Still, as in an earlier wave of INS raids in the late 1990s, the fundamental issues have not been addressed in Marshalltown, the state of Iowa, or in the nation as a whole. One writer observed the following after raids in 1996, but much of what he said can be applied following the raid ten years later:
…INS raids across the state revealed how deeply dependent packing plants are on Latino immigrants. Most criticism in the state and local press, however, targeted the immigrants and not the plants.… Very few openly acknowledged that meatpacking could not survive without immigrants, even though immigrants in general took the political heat when so many were discovered to be in the country illegally. Most critics sought deportation for the illegal immigrants. Very few believed settlement of immigrants was the answer (Grey 2000: 96).

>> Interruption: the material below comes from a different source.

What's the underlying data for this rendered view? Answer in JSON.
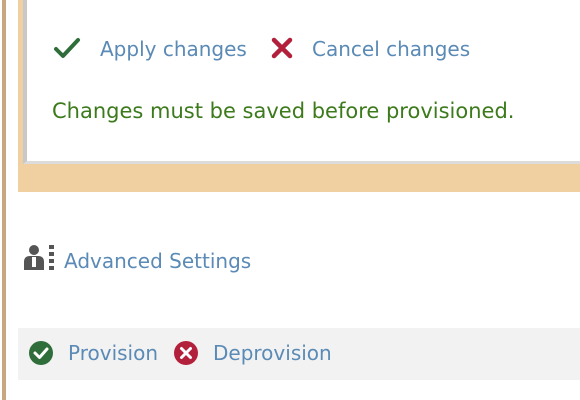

The massive headline-grabbing workplace raids of the past have ended for now, but ICE continues to identify, detain, and deport large numbers of immigrants in smaller actions and through new programs such as Secure Communities. Members of the 112th Congress appear ready to press the Administration to increase worksite enforcement, looking, perhaps, for a return to what is ultimately a counter-productive and harmful strategy. The pressure from Congress will likely be exacerbated by pressure within many state legislatures, where efforts to adopt Arizona-style anti-immigrant legislation are multiplying. These events make our findings in Marshalltown all the more relevant, as the goal of deportation often comes without an understanding of the real consequences for individuals and for communities. The experiences of the people of Marshalltown teaches an important lesson: immigration enforcement actions have lasting consequences that can harm the financial, human, and social capital of communities.
Marshalltown teaches other lessons, as well. The Marshalltown raid also forced a conversation about immigration and community that might not otherwise have occurred. New relationships and new alliances have developed, particularly among social-service agencies and organizations that represent Latinos. There is a greater awareness of what can and should be done collaboratively at a local level to protect families and the community as a whole from the damage wrought by immigration-enforcement actions. In other words, the raid forced a greater recognition of the complex relationships between undocumented immigrants and their communities, but it was a conversation that came at great cost to all involved.